If the second-quarter growth rate was a straw in the wind, the economy should have been on track to hit a growth rate of above 7 percent. While the second-quarter bounce-back gave rise to hopes that the economy was finally shunting out the effects of the demonetisation and GST implementation, the current outlook doesn't reflect that buoyancy.
According to a recent Fitch Ratings report, India's growth rate in the next five years would be a moderate 6.7 percent.
There are no mysteries when healthy GDP growth rate or growth projections have a positive impact on the markets. The situation is a no-brainer. As the economy expands, corporate houses look to sell more of their products and services, resulting in higher profits and earnings per share. International fund managers also turn bullish on the country as they constantly look for "emerging" players.
But how do we explain the situation when the markets are seemingly unperturbed by the vexing predictions on the growth front?
There may, of course, not be a perfect correlation between the GDP growth figures and the market growth. In general, markets rise when the GDP figures and projections are optimistic and vice versa, though not always in the same proportion.
Unfounded euphoria?
Indian investors, however, appear to be feisty and euphoric. The euphoria seems to be stemming from a whole gamut of economic and political spheres: The BJP's latest poll victories that negated the punditry's claims that demonetisation and GST impacts would stop the Modi-Shah combine on its tracks; the upcoming Budget 2018 that the middle classes look up to right in earnest for tax and other concessions and the like.
However, a clean, hard look at the fundamentals would stand the investor in good stead. Are the core sectors picking up steam? Is the bump-up in the real-estate sector sentiments here to stay? Are the rate cut hopes logical given the fact that inflation is creeping up and beyond the comfort zone?
Also to be seen in the context is the spike in crude prices seen for the first time in many years, in the aftermath of the Iranian political tensions. If crude inches higher it will strain the government's fiscal situation further, making it harder for it to chase any populist spending plan further.
Again, the budget season has returned with its generous doses of inane and absurd optimism.
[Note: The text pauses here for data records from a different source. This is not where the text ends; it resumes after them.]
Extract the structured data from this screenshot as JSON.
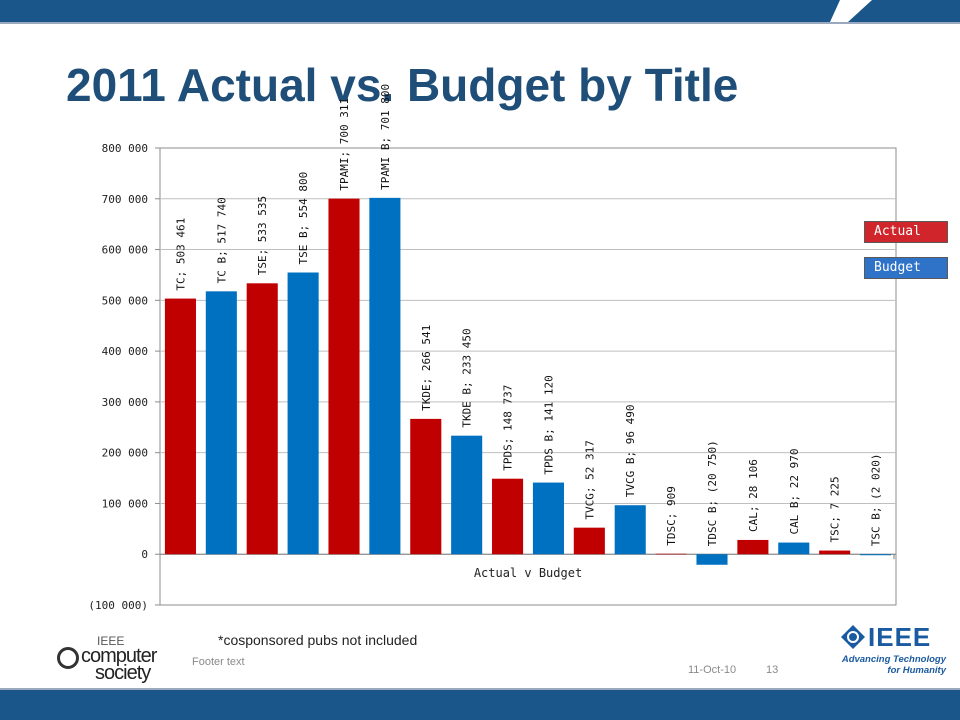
{
  "slide": {
    "title": "2011 Actual vs. Budget by Title",
    "note": "*cosponsored pubs not included",
    "footer_text": "Footer text",
    "date": "11-Oct-10",
    "page_number": "13",
    "brand_color": "#1f4e79",
    "band_color": "#1a568a"
  },
  "logos": {
    "computer_society": {
      "ieee": "IEEE",
      "line1": "computer",
      "line2": "society"
    },
    "ieee": {
      "word": "IEEE",
      "tagline_1": "Advancing Technology",
      "tagline_2": "for Humanity"
    }
  },
  "legend": [
    {
      "label": "Actual",
      "color": "#c00000"
    },
    {
      "label": "Budget",
      "color": "#0070c0"
    }
  ],
  "chart_data": {
    "type": "bar",
    "xlabel": "Actual v Budget",
    "ylim": [
      -100000,
      800000
    ],
    "yticks": [
      -100000,
      0,
      100000,
      200000,
      300000,
      400000,
      500000,
      600000,
      700000,
      800000
    ],
    "ytick_labels": [
      "(100 000)",
      "0",
      "100 000",
      "200 000",
      "300 000",
      "400 000",
      "500 000",
      "600 000",
      "700 000",
      "800 000"
    ],
    "gridlines": true,
    "legend_position": "right",
    "bars": [
      {
        "label": "TC",
        "value": 503461,
        "series": "Actual",
        "data_label": "TC; 503 461"
      },
      {
        "label": "TC B",
        "value": 517740,
        "series": "Budget",
        "data_label": "TC B; 517 740"
      },
      {
        "label": "TSE",
        "value": 533535,
        "series": "Actual",
        "data_label": "TSE; 533 535"
      },
      {
        "label": "TSE B",
        "value": 554800,
        "series": "Budget",
        "data_label": "TSE B; 554 800"
      },
      {
        "label": "TPAMI",
        "value": 700311,
        "series": "Actual",
        "data_label": "TPAMI; 700 311"
      },
      {
        "label": "TPAMI B",
        "value": 701800,
        "series": "Budget",
        "data_label": "TPAMI B; 701 800"
      },
      {
        "label": "TKDE",
        "value": 266541,
        "series": "Actual",
        "data_label": "TKDE; 266 541"
      },
      {
        "label": "TKDE B",
        "value": 233450,
        "series": "Budget",
        "data_label": "TKDE B; 233 450"
      },
      {
        "label": "TPDS",
        "value": 148737,
        "series": "Actual",
        "data_label": "TPDS; 148 737"
      },
      {
        "label": "TPDS B",
        "value": 141120,
        "series": "Budget",
        "data_label": "TPDS B; 141 120"
      },
      {
        "label": "TVCG",
        "value": 52317,
        "series": "Actual",
        "data_label": "TVCG; 52 317"
      },
      {
        "label": "TVCG B",
        "value": 96490,
        "series": "Budget",
        "data_label": "TVCG B; 96 490"
      },
      {
        "label": "TDSC",
        "value": 909,
        "series": "Actual",
        "data_label": "TDSC; 909"
      },
      {
        "label": "TDSC B",
        "value": -20750,
        "series": "Budget",
        "data_label": "TDSC B; (20 750)"
      },
      {
        "label": "CAL",
        "value": 28106,
        "series": "Actual",
        "data_label": "CAL; 28 106"
      },
      {
        "label": "CAL B",
        "value": 22970,
        "series": "Budget",
        "data_label": "CAL B; 22 970"
      },
      {
        "label": "TSC",
        "value": 7225,
        "series": "Actual",
        "data_label": "TSC; 7 225"
      },
      {
        "label": "TSC B",
        "value": -2020,
        "series": "Budget",
        "data_label": "TSC B; (2 020)"
      }
    ]
  }
}
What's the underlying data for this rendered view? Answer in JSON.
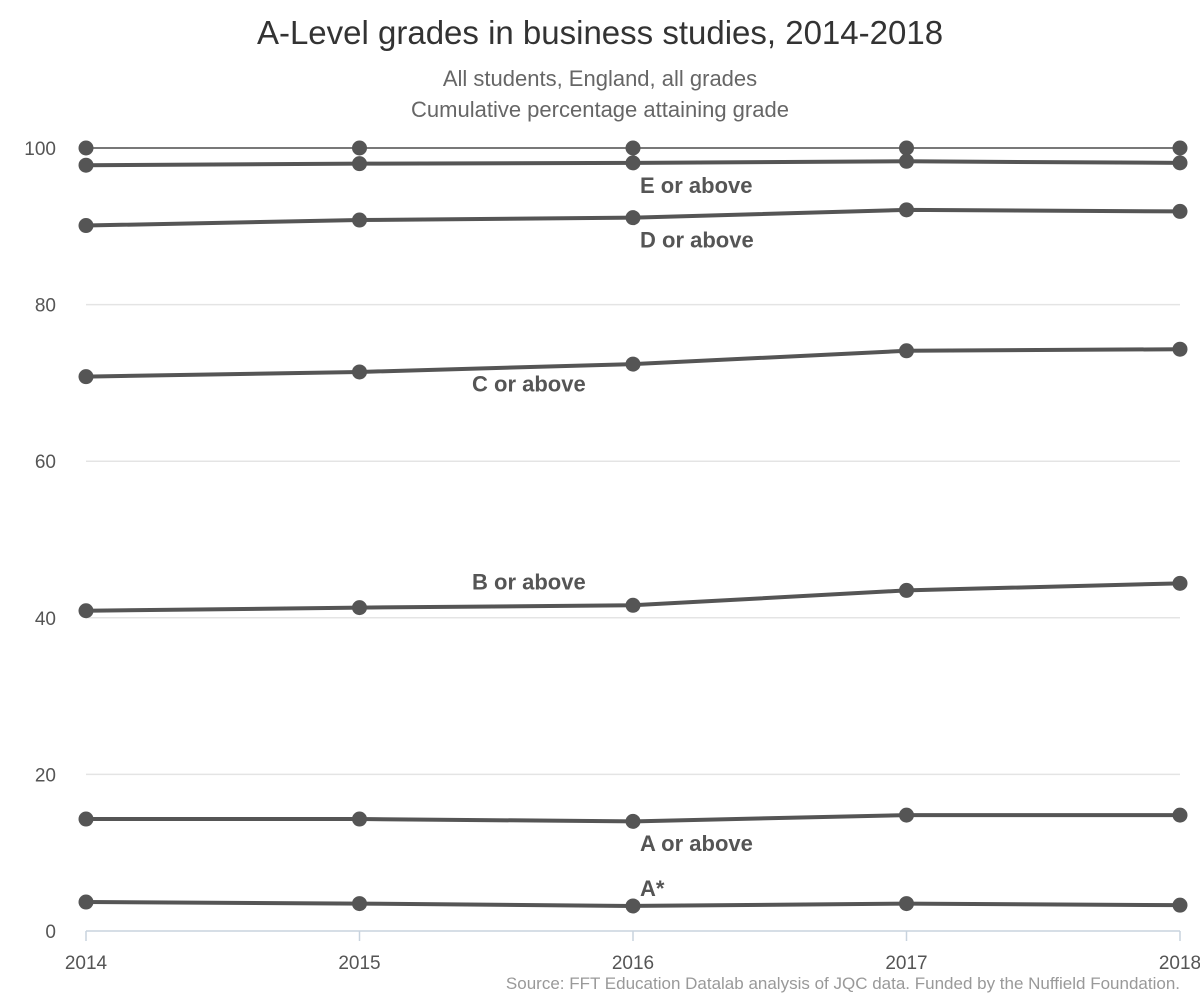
{
  "title": "A-Level grades in business studies, 2014-2018",
  "subtitle_lines": [
    "All students, England, all grades",
    "Cumulative percentage attaining grade"
  ],
  "source": "Source: FFT Education Datalab analysis of JQC data. Funded by the Nuffield Foundation.",
  "chart_data": {
    "type": "line",
    "title": "A-Level grades in business studies, 2014-2018",
    "xlabel": "",
    "ylabel": "",
    "x": [
      2014,
      2015,
      2016,
      2017,
      2018
    ],
    "ylim": [
      0,
      100
    ],
    "yticks": [
      0,
      20,
      40,
      60,
      80,
      100
    ],
    "grid": "horizontal",
    "legend": "none (direct labels)",
    "line_color": "#555555",
    "series": [
      {
        "name": "",
        "values": [
          100,
          100,
          100,
          100,
          100
        ]
      },
      {
        "name": "E or above",
        "values": [
          97.8,
          98.0,
          98.1,
          98.3,
          98.1
        ]
      },
      {
        "name": "D or above",
        "values": [
          90.1,
          90.8,
          91.1,
          92.1,
          91.9
        ]
      },
      {
        "name": "C or above",
        "values": [
          70.8,
          71.4,
          72.4,
          74.1,
          74.3
        ]
      },
      {
        "name": "B or above",
        "values": [
          40.9,
          41.3,
          41.6,
          43.5,
          44.4
        ]
      },
      {
        "name": "A or above",
        "values": [
          14.3,
          14.3,
          14.0,
          14.8,
          14.8
        ]
      },
      {
        "name": "A*",
        "values": [
          3.7,
          3.5,
          3.2,
          3.5,
          3.3
        ]
      }
    ]
  }
}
There are talks about it being a populist budget, that there will be tax soaps and other concessions. Too hard to come by, by all means indeed — direct taxpayers are after all the fall guys.
The worst may be over for the economy, coming out as it did from the depths of a crisis induced by the note ban and the teething troubles with GST. However, retail stock investors might do themselves a lot of good to tarry a little. The crest of the wave is tempting but latching on to it can be perilous.